I’ve argued with Mercurial Outfielder on here that there’s no reason to think Mike Quade is in over his head. Hardball Talk now has an article up titled Cubs manager Mike Quade is in over his head. Here’s why.
At least he sort of admitted after the Cubs’ latest loss Friday.
“This one is on me,” Mike Quade said after trying to get Randy Wells through the seventh inning in the game against the White Sox.
Because the manager took the blame for a loss, he’s in over his head? That must mean that Lou Piniella is. So is Dusty Baker. So is Tony LaRussa. So is Terry Francona. So is every other manager who has managed a professional baseball game. They have all, at one point or another, taken the blame for a loss because at one point or another, they are going to feel responsible for the loss. Managers generally aren’t shy about placing blame on themselves. In fact, it’s actually part of their job. We want the manager to shield the players so in doing so the manager covers for his players often excusing the play or simply taking the blame. If all you got is that Quade said this loss was on him, you got nothing.
In Quade’s defense, Wells was cruising up until that point. After a two-run first, he retired 11 in a row at one point. That stretch was only broken by a Brent Morel bunt single to begin the sixth. After the single, Wells got Carlos Quentin to ground into a double play and Paul Konerko to ground out. The entire inning consisted of just three pitches, and that followed a fifth in which he threw all of five pitches.
So he’s cruising along, throwing very few pitches in these innings, Mike Quade is in over his head.
Wells, though, didn’t deserve the benefit of the doubt once thngs started unraveling in the seventh. The right-hander, who was 0-2 with a 7.20 ERA in six starts since coming off the DL, gave up a single to A.J. Pierzynski and then an Alexei Ramirez homer that tied the game at 4.

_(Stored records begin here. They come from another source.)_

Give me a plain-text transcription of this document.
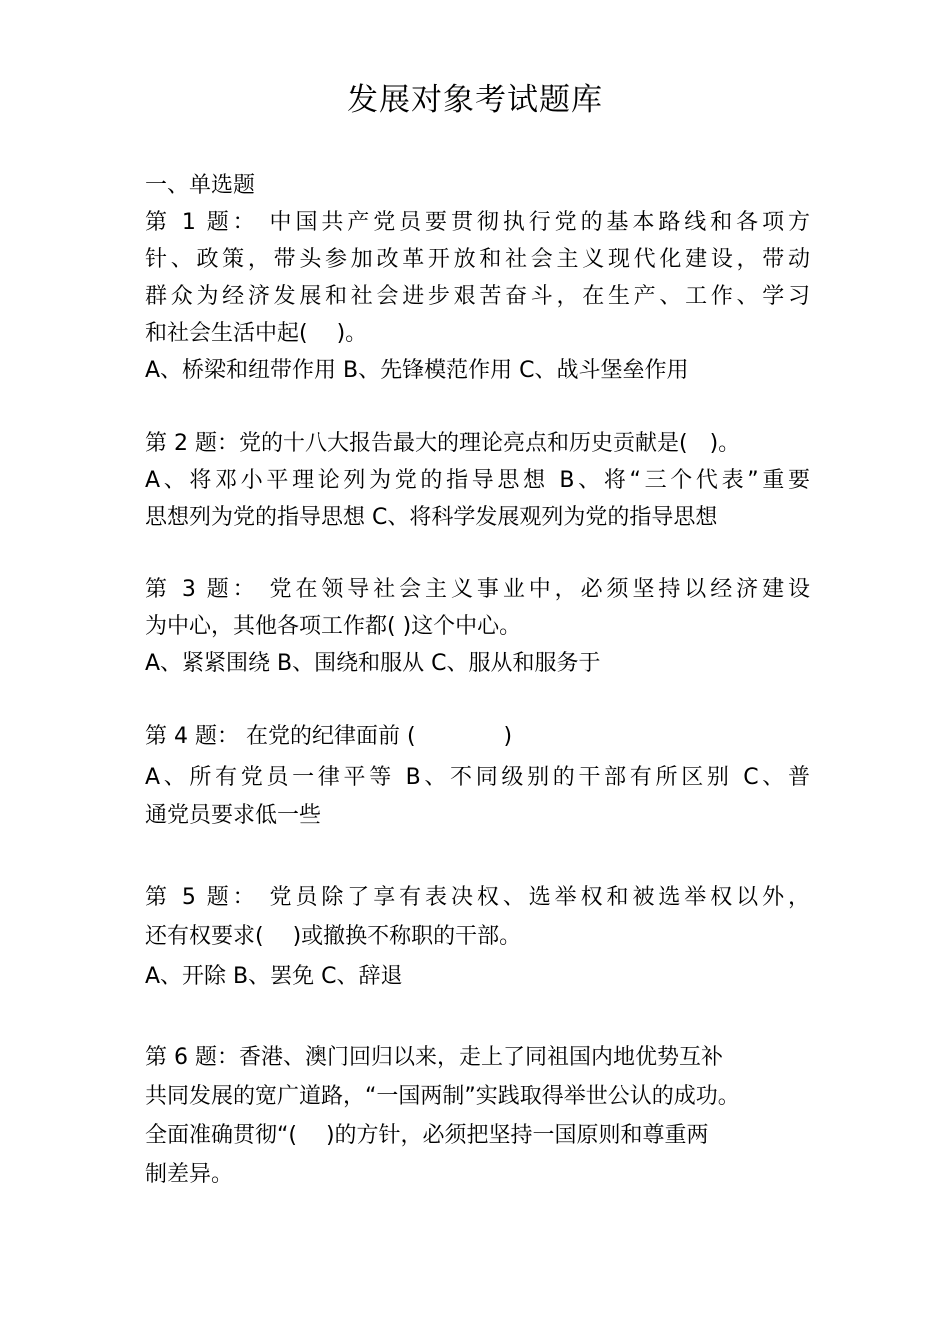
发展对象考试题库
一、单选题
第 1 题： 中国共产党员要贯彻执行党的基本路线和各项方
针、政策，带头参加改革开放和社会主义现代化建设，带动
群众为经济发展和社会进步艰苦奋斗，在生产、工作、学习
和社会生活中起(　 )。
A、桥梁和纽带作用 B、先锋模范作用 C、战斗堡垒作用
第 2 题：党的十八大报告最大的理论亮点和历史贡献是(　)。
A、将邓小平理论列为党的指导思想 B、将“三个代表”重要
思想列为党的指导思想 C、将科学发展观列为党的指导思想
第 3 题： 党在领导社会主义事业中，必须坚持以经济建设
为中心，其他各项工作都( )这个中心。
A、紧紧围绕 B、围绕和服从 C、服从和服务于
第 4 题： 在党的纪律面前 (　　　　)
A、所有党员一律平等 B、不同级别的干部有所区别 C、普
通党员要求低一些
第 5 题： 党员除了享有表决权、选举权和被选举权以外，
还有权要求(　 )或撤换不称职的干部。
A、开除 B、罢免 C、辞退
第 6 题：香港、澳门回归以来，走上了同祖国内地优势互补
共同发展的宽广道路，“一国两制”实践取得举世公认的成功。
全面准确贯彻“(　 )的方针，必须把坚持一国原则和尊重两
制差异。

True, he’s gotten off to a horrible start, but instead of quoting small samples, how about we look at everything RAndy Wells has done. He has a career 4.02 FIP. He’s a good pitcher who was rolling along. Should Quade have taken him out? Probably, but he’s far from the only manager who doesn’t take his starters out soon enough. See any non-elite starter who faces the lineup the 4th time around. Well, not every time. Some of them are meaningless blowout innings so why not, but most of the time the game is not in that state.
This is the way things have gone for Quade all year. Not that any manager would have the Cubs playing better than .500 ball, but even with their injuries, they’re better than a 34-49 team.
False. When the Cubs were 32-46, they’d have been expected to go 32-46 if healthy.
What exaclty is it that a manager has to be able to to do for him to not be in over his head? There have been some unbelievably stupid human beings who have managed baseball teams. It’s not a difficult job. Let’s forget about this. Managing a baseball team is as simple a job as there is. It’s the fucking equivalent of being a McDonald’s line cook. The hardest thing they do in each shift is fight to get through the rush. The hardest thing a manager does in his shift is manage a bunch of overpaid athletes in a way to ensure that their egos don’t interfere with what he wants. The rest of the shit is easy. If Joe Blow can sit at home and watch a game and know what should happen, don’t you think a manager knows? It’s not rocket science.
It’s putting together a lineup, talking to your bench coach, pitching and hitting coaches on occasion, telling overpaid athlete number 1 to shut up when he gets out of line, give someone a pat on the back who just sucked because confidence in this game is important, taking the ball out of an adult’s hand and handing it to someone else a few times each game and deciding when to pinch hit, hit and run, put on a stolen base for the players who don’t already have a green light, and then shaking hands with your team if they won the game. That’s it. That’s a manager’s job in MLB. On occasion they get mad and look foolish on tv as they argue with another adult just an inch apart. I imagine not having smelly breath would be a bonus in that situation so add regular teeth brushing and visits to the dentist to the list of what a manager has to do. He’s either got to sit on his ass or stand on the ledge a long time. Putting on some sun screen lotion when it’s really hot is probably a good idea so investing in some of that is important.
Mike Quade has been around this game a long time. He makes some mistakes as all managers do. He has some tendencies I’d prefer he not have, but that’s also true with all managers. One thing I know for sure though is that Mike Quade is more than qualified to write a lineup and hand baseballs to adults because that’s basically his job. That and sitting in the dugout for long stretches. It is not hard work. Any person who has ever played professional baseball would not be in over his head as a manager. While this game is complex, it’s not that difficult to grasp.
Besides, how the hell do we measure in-over-his-headness? I’ve only seen Quade manage for half a season, but I’d bet a thousand dollars that he’s not even the worst MLB manager in baseball.